Using Aleph: The Times data journalist on why he prefers the platform
George Greenwood, a data journalist with the UK-based newspaper The Times, is one of many journalists outside the OCCRP network who uses Aleph in his investigations.
Major investigations are almost always based on documents, lots of documents, that reach journalists as a hodgepodge of Xerox-stained PDFs, images, and other formats that aren’t even digital. To make sense of messy data sets, journalists can upload them onto Aleph, OCCRP’s investigative data platform, which supports optical character recognition (OCR).
George Greenwood, a data journalist with the The Times, used Aleph when he joined our #29Leaks investigative series, which was based on leaked records obtained from the transparency collective Distributed Denial of Secrets in 2019.
In this Q&A, Greenwood explains why he continues to upload documents to Aleph, and how he thinks the platform could help other journalists. This interview has been edited for clarity and brevity.
OCCRP: How would you describe Aleph to other journalists?
George Greenwood: I’d describe Aleph as another library of content that journalists should check when doing background research on a person or a company. I have a list of 10 data sources I run down when I’m backgrounding a target, and Aleph is top of the list, followed by ICIJ’s Offshore Leaks, LexisNexis, Pacer, and a few others.
That’s what I’d say to a non-tech person. For my colleagues in data journalism, I’d focus on its strengths as an archival tool to host leaks.
When I was first introduced to Aleph, I immediately noticed the platform’s OCR (Optical Character Recognition) and natural language processing that makes it easy to find keywords and entities from large data sets.
After reading the documentation behind it — all open sourced — I figured I might as well use it for other investigations, especially when I have big sets of PDF flat files.
In the past, I used Google Drive’s R interface to upload datasets. The problem was it only works for smaller files. Anything over a couple of pages wouldn’t OCR at all in Drive. With Aleph, I can type one line of code and it will OCR an entire folder. I can then share it where I need to.
I prefer Aleph to Document Cloud mainly because of the interface, but also the ability to safely search through databases that aren’t open to the public for confidentiality or legal reasons.
Have you used Aleph for other reporting projects besides our #29Leaks investigation?
Yes. A good example has been with Prevention of Future Deaths Reports. In the UK, when a coroner investigates death under suspicious circumstances, and they find failings by a public sector body where a death could have been prevented, the coroner can issue one of these reports. But they’re horribly formatted.
You’ll find them on the government website usually as picture PDFs. Some are missing headlines and other descriptive copy. Aleph is great at collating these poorly formatted records. This story was a direct result of my work with these documents.
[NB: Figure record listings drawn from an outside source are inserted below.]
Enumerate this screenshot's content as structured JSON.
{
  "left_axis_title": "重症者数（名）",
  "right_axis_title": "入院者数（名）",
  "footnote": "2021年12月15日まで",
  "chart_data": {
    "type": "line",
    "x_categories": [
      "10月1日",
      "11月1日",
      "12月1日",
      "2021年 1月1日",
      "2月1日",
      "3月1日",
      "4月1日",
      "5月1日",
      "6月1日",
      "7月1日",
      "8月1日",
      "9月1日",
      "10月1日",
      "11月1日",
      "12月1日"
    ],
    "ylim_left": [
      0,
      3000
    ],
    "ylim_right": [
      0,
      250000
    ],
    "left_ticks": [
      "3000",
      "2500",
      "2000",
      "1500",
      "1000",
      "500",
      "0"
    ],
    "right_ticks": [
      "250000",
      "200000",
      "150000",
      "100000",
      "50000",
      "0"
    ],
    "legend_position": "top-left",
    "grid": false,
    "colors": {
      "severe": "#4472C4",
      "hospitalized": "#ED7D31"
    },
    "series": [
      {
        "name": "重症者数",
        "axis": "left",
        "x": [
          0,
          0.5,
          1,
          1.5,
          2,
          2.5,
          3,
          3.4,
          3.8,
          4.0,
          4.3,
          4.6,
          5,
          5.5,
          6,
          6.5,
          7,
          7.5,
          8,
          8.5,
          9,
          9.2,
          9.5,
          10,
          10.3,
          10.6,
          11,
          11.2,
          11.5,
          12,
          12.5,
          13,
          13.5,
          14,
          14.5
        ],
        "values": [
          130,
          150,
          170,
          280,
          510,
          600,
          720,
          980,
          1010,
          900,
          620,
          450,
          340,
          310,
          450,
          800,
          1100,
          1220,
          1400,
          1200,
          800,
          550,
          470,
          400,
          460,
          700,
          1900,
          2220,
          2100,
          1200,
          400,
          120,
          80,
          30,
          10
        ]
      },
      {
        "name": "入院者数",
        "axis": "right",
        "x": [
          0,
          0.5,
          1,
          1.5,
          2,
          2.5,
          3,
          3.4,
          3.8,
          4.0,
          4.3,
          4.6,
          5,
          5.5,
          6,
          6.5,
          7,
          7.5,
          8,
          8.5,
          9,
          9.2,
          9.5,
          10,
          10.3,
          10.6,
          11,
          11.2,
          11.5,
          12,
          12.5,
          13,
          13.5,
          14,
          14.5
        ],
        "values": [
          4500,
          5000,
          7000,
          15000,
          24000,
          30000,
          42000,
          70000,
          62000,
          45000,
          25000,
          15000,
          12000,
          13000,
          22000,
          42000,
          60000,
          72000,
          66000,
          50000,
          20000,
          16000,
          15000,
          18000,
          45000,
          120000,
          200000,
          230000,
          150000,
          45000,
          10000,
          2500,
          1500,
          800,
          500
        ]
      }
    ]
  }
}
The platform has also been useful for going through government contracts as well — something I’m still working on. In the UK, we have a system called “Contracts Finder,” but it’s a nightmare. Paper contracts are sometimes attached as PDFs, sometimes as pictures, sometimes not, in a variety of formats.
It makes it impossible to search unless you know exactly what you’re looking for. Now, I make sure to strip all the contracts I may need using a scraper, then upload them to Aleph so I can search through them quickly.
I’m also using Aleph for our work on Aquind, an energy project co-run by former Russian arms company executive Alexander Temerko, but some of this is still yet to go out. I put all the project planning documents into Aleph, which have helped us find concerns filed by local residents about the project.
What do you think about the concept of public-facing databases? Should there be limits to what financial documents the average person can have access to?
I think if there’s no good reason to not release this stuff, we should. If we’re telling the public what’s true and what’s not, they will want to know why.
I think journalists often withhold documents out of fear they got things wrong. So I’m very in favor of publishing anything where there are no legal concerns. Obviously, you have to be careful when documents come from confidential sources, but loads of material doesn’t have that issue.
I also just think it’s fascinating to look at the original documents, and I believe there’s a real interest from the public for this type of access.
Do you see data tools like Aleph as reducing the need for researchers and archivists in newsrooms?
Not really. I think these platforms free up journalists to be more investigative. Now, reporters don’t need to spend a week at a local library looking at clippings, instead they can make calls and form a story rather than worry about the administrative prep work.
I think there’s a sea change in journalism right now. I didn’t start as a data journalist, I started out as a specialist in FOIA (Freedom of Information Act). But knowing these tools were out there drove me to learn to code, to learn how to use these resources, and to become the best investigative journalist I could be.
I hope newsrooms push young journalists to do the same, because there are free stories out there just waiting to be told.